Using Tuolumne Tactic, Moreno Valley Approves Development of 40 Million Square Feet
- Josh Stephens
- Jan 11, 2016
- 6 min read
For years, National Football League teams have been trying to find places to play in the Los Angeles area. Soon enough, 700 of them could move to Moreno Valley, with room to spare.
In what may be the largest single commercial development in the history of California - or possibly the universe - the World Logistics Center will, as currently envisioned, cover 40 million square feet, most of which will be dedicated to storage, transshipment, and other functions related to the logistics industry. It will be more than twice as large as New York City's much-heralded Hudson Yards project.
WLC was approved last summer on a 3-2 vote of the Moreno Valley City Council. Following the filing of as many as nine California Environmental Quality lawsuits against the project, that vote was reaffirmed in November as the council voted to adopt a ballot initiative to approve the project - using the so-called "Tuolumne Tactic" after developer Highland Fairview qualified a measure for the ballot.
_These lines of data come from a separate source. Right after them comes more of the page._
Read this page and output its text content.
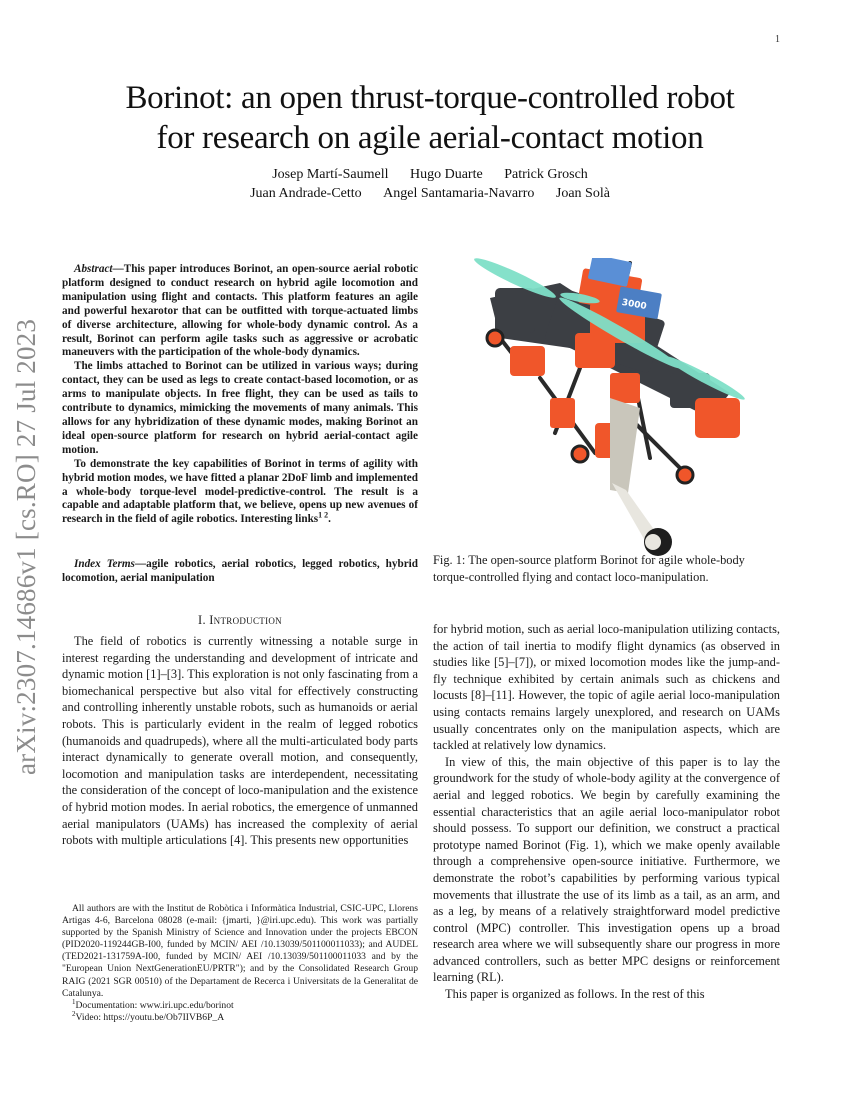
1
arXiv:2307.14686v1 [cs.RO] 27 Jul 2023
Borinot: an open thrust-torque-controlled robot
for research on agile aerial-contact motion
Josep Martí-Saumell Hugo Duarte Patrick Grosch
Juan Andrade-Cetto Angel Santamaria-Navarro Joan Solà

Abstract—This paper introduces Borinot, an open-source aerial robotic platform designed to conduct research on hybrid agile locomotion and manipulation using flight and contacts. This platform features an agile and powerful hexarotor that can be outfitted with torque-actuated limbs of diverse architecture, allowing for whole-body dynamic control. As a result, Borinot can perform agile tasks such as aggressive or acrobatic maneuvers with the participation of the whole-body dynamics.

The limbs attached to Borinot can be utilized in various ways; during contact, they can be used as legs to create contact-based locomotion, or as arms to manipulate objects. In free flight, they can be used as tails to contribute to dynamics, mimicking the movements of many animals. This allows for any hybridization of these dynamic modes, making Borinot an ideal open-source platform for research on hybrid aerial-contact agile motion.

To demonstrate the key capabilities of Borinot in terms of agility with hybrid motion modes, we have fitted a planar 2DoF limb and implemented a whole-body torque-level model-predictive-control. The result is a capable and adaptable platform that, we believe, opens up new avenues of research in the field of agile robotics. Interesting links$^{1 2}$.

Index Terms—agile robotics, aerial robotics, legged robotics, hybrid locomotion, aerial manipulation

I. Introduction

The field of robotics is currently witnessing a notable surge in interest regarding the understanding and development of intricate and dynamic motion [1]–[3]. This exploration is not only fascinating from a biomechanical perspective but also vital for effectively constructing and controlling inherently unstable robots, such as humanoids or aerial robots. This is particularly evident in the realm of legged robotics (humanoids and quadrupeds), where all the multi-articulated body parts interact dynamically to generate overall motion, and consequently, locomotion and manipulation tasks are interdependent, necessitating the consideration of the concept of loco-manipulation and the existence of hybrid motion modes. In aerial robotics, the emergence of unmanned aerial manipulators (UAMs) has increased the complexity of aerial robots with multiple articulations [4]. This presents new opportunities

All authors are with the Institut de Robòtica i Informàtica Industrial, CSIC-UPC, Llorens Artigas 4-6, Barcelona 08028 (e-mail: {jmarti, }@iri.upc.edu). This work was partially supported by the Spanish Ministry of Science and Innovation under the projects EBCON (PID2020-119244GB-I00, funded by MCIN/ AEI /10.13039/501100011033); and AUDEL (TED2021-131759A-I00, funded by MCIN/ AEI /10.13039/501100011033 and by the "European Union NextGenerationEU/PRTR"); and by the Consolidated Research Group RAIG (2021 SGR 00510) of the Departament de Recerca i Universitats de la Generalitat de Catalunya.

$^1$Documentation: www.iri.upc.edu/borinot

$^2$Video: https://youtu.be/Ob7IIVB6P_A

3000
Fig. 1: The open-source platform Borinot for agile whole-body torque-controlled flying and contact loco-manipulation.

for hybrid motion, such as aerial loco-manipulation utilizing contacts, the action of tail inertia to modify flight dynamics (as observed in studies like [5]–[7]), or mixed locomotion modes like the jump-and-fly technique exhibited by certain animals such as chickens and locusts [8]–[11]. However, the topic of agile aerial loco-manipulation using contacts remains largely unexplored, and research on UAMs usually concentrates only on the manipulation aspects, which are tackled at relatively low dynamics.

In view of this, the main objective of this paper is to lay the groundwork for the study of whole-body agility at the convergence of aerial and legged robotics. We begin by carefully examining the essential characteristics that an agile aerial loco-manipulator robot should possess. To support our definition, we construct a practical prototype named Borinot (Fig. 1), which we make openly available through a comprehensive open-source initiative. Furthermore, we demonstrate the robot’s capabilities by performing various typical movements that illustrate the use of its limb as a tail, as an arm, and as a leg, by means of a relatively straightforward model predictive control (MPC) controller. This investigation opens up a broad research area where we will subsequently share our progress in more advanced controllers, such as better MPC designs or reinforcement learning (RL).

This paper is organized as follows. In the rest of this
It is believed to be the first time the tactic has been used after a project had been approved by local elected officials and CEQA lawsuits had been filed.
"I think it's as important a choice as any that a council has made in my some 50 years of being a professor at UCR-.and 33 years in elected office," said Ron Loveridge, director of UC-Riverside's Center for Sustainable Suburban Development and former Mayor of Riverside, referring to the council's initial approval of the project.
Tethered to the ports of Los Angeles and Long beach by rail lines and freeways, the Inland Empire has long provided the real estate where overseas shipments get stored and redirected en route to consumers across the country. Unlike many of its neighbor, though, the relatively new city of Moreno Valley (incorporated in 1984), has had only a small share of the logistics industry, which employs over 100,000 workers in the region.